Back in the early 70s, I saw a behind-the-scenes feature on Julie Andrews tirelessly toiling like a trouper to put that network show over. She was rehearsing a number she'd done in the deluxe Fox flop, 1968's STAR! One the whole, the biopic of famed Broadway star Gertrude Lawrence didn't work but her performance did. On her network show, she made a self-deprecating funny comment about the film's unfortunate box office appeal. During the rehearsal of the complicated song and dance number, she had to do it again. She was obviously exhausted. She said, "Either you want too much or I have too little." Then she got on with it.
I never forgot that comment of hers. As I grew up and got older, also working in the entertainment business and often rehearsing business for shows that wouldn't click with the public, I found myself repeating that Julie Andrews comment before I got on with it. I've said it quite frequently in the last ten years of job hunting:  "Either you want too much or I have too little."

To me, Dame Julie Andrews is a role model of perseverance.  Here's a sample of her trying to attract new viewers to ABC with a new beat on 1973's THE JULIE ANDREWS HOUR.
The show was canceled. But things turned out just fine for Julie. She went on to show us her saucy screwball comedy skills in a gender bender story that brought her a third Oscar nomination for Best Actress -- Blake Edwards' 1982 hit, VICTOR/VICTORIA.
I was lucky enough to meet and interview Julie Andrews once in my career.  I was new to New York City and working of WPIX/Channel 11. There was a junket for the  1986 movie, THAT'S LIFE! All of us in place to interview Dame Julie were a bit nervous. We loved her, but we wondered if we had the proper Buckingham Palace-like manners for her. Before I entered the room for my few interview minutes, the film's publicist pulled me aside and said that I did not have to treat her like she was a prissy, pomp and circumstance lady.

So, with the publicist in the room with us and the cameras rolling, I began with "Miss Andrews, can you confirm or deny a rumor for me? Is it true that you slept with the director and writer of THAT'S LIFE while making the film?"

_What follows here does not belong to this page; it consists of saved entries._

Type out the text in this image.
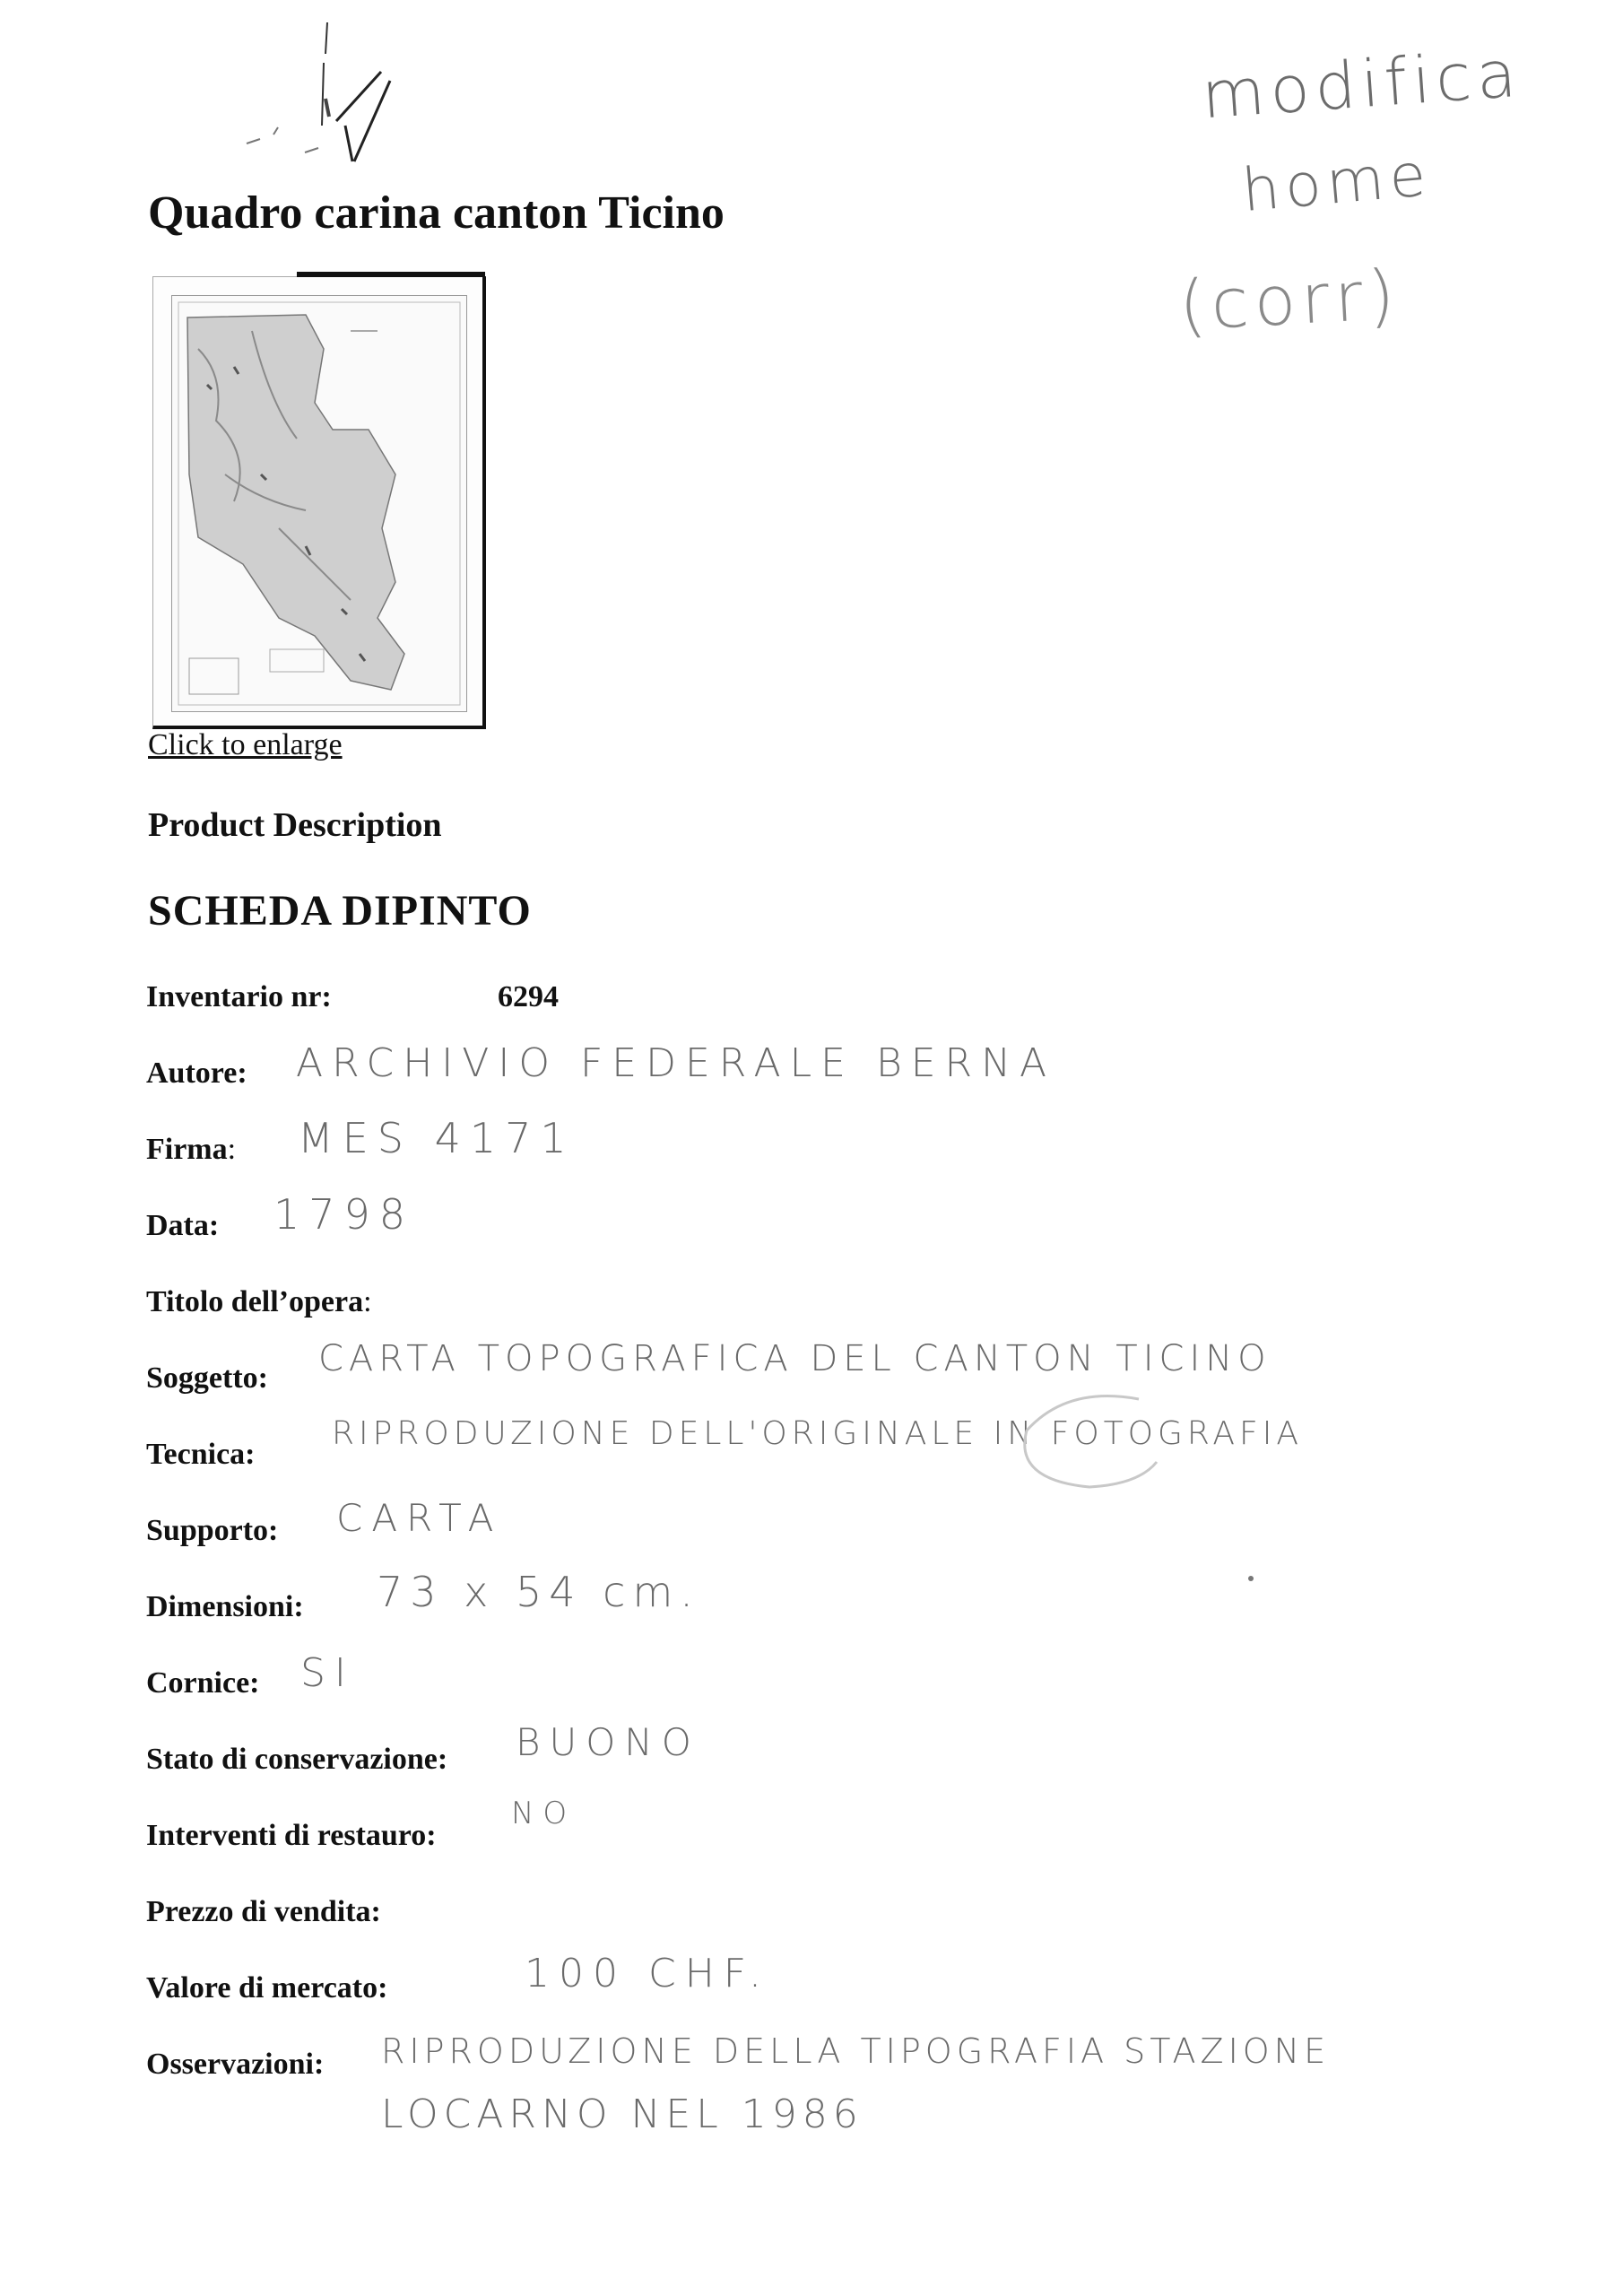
modifica
home
(corr)
Quadro carina canton Ticino
Click to enlarge
Product Description
SCHEDA DIPINTO
Inventario nr:	6294
Autore: ARCHIVIO FEDERALE BERNA
Firma: MES 4171
Data: 1798
Titolo dell’opera:
Soggetto: CARTA TOPOGRAFICA DEL CANTON TICINO
Tecnica:
RIPRODUZIONE DELL'ORIGINALE IN FOTOGRAFIA
Supporto: CARTA
Dimensioni: 73 x 54 cm.
Cornice: SI
Stato di conservazione: BUONO
Interventi di restauro:
NO
Prezzo di vendita:
Valore di mercato:	100 CHF.
Osservazioni: RIPRODUZIONE DELLA TIPOGRAFIA STAZIONE
LOCARNO NEL 1986
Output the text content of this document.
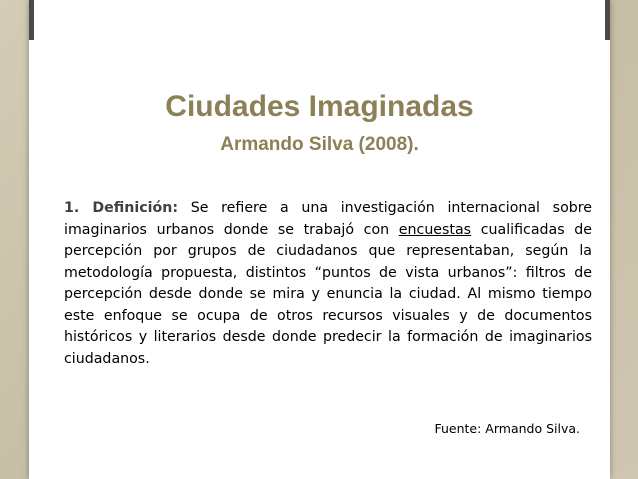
Ciudades Imaginadas
Armando Silva (2008).

1. Definición: Se refiere a una investigación internacional sobre imaginarios urbanos donde se trabajó con encuestas cualificadas de percepción por grupos de ciudadanos que representaban, según la metodología propuesta, distintos “puntos de vista urbanos”: filtros de percepción desde donde se mira y enuncia la ciudad. Al mismo tiempo este enfoque se ocupa de otros recursos visuales y de documentos históricos y literarios desde donde predecir la formación de imaginarios ciudadanos.

Fuente: Armando Silva.
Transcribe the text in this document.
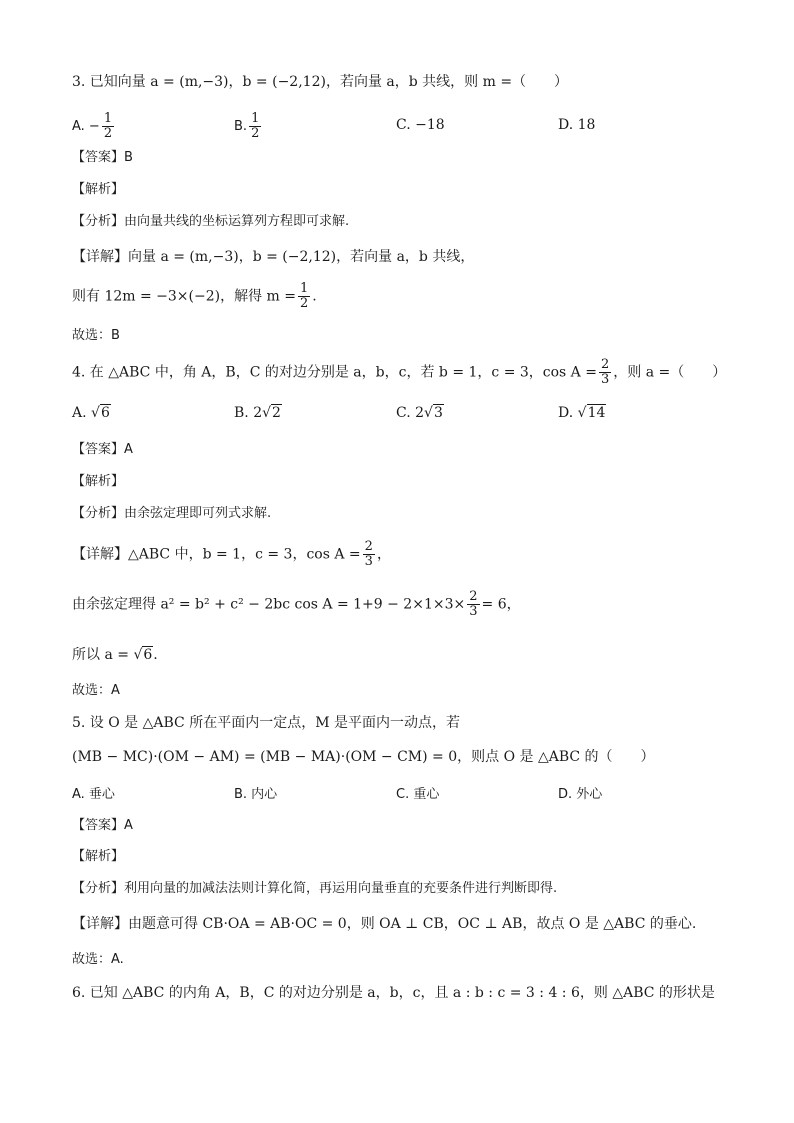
3. 已知向量 a = (m,−3)，b = (−2,12)，若向量 a，b 共线，则 m =（　　）
A. − $\frac{1}{2}$	B. $\frac{1}{2}$	C. −18	D. 18
【答案】B
【解析】
【分析】由向量共线的坐标运算列方程即可求解.
【详解】向量 a = (m,−3)，b = (−2,12)，若向量 a，b 共线，
则有 12m = −3×(−2)，解得 $m = \frac{1}{2}$ .
故选：B
4. 在 △ABC 中，角 A，B，C 的对边分别是 a，b，c，若 b = 1，c = 3，$\cos A = \frac{2}{3}$ ，则 a =（　　）
A. √6	B. 2√2	C. 2√3	D. √14
【答案】A
【解析】
【分析】由余弦定理即可列式求解.
【详解】△ABC 中，b = 1，c = 3，$\cos A = \frac{2}{3}$ ，
由余弦定理得 a² = b² + c² − 2bc $\cos A = 1+9 - 2\times 1\times 3\times \frac{2}{3} = 6$，
所以 a = √6.
故选：A
5. 设 O 是 △ABC 所在平面内一定点，M 是平面内一动点，若
(MB − MC)·(OM − AM) = (MB − MA)·(OM − CM) = 0，则点 O 是 △ABC 的（　　）
A. 垂心	B. 内心	C. 重心	D. 外心
【答案】A
【解析】
【分析】利用向量的加减法法则计算化简，再运用向量垂直的充要条件进行判断即得.
【详解】由题意可得 CB·OA = AB·OC = 0，则 OA ⊥ CB，OC ⊥ AB，故点 O 是 △ABC 的垂心.
故选：A.
6. 已知 △ABC 的内角 A，B，C 的对边分别是 a，b，c，且 a : b : c = 3 : 4 : 6，则 △ABC 的形状是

She let out a hearty belly laugh. The film was written and directed by her husband, Blake Edwards. For those few minutes, Julie Andrews was everything I'd ever hoped she would be. And more.  By the way, her answer to the rumor was "Yes, I did."

4 comments:

  1. I love her so much! She's my favorite performer. And as a singer, she is UNIQUE! I am currently reading a book: "Julie Andrews, an intimate biography" by Richard Stirling. I have already read her biography "Home A Memoir of My Early Years" but it is delightful to read what others think of her, and some other details that I guess she doesn't include in her book because she's so humble and down to earth! She's really a very beautiful woman inside out!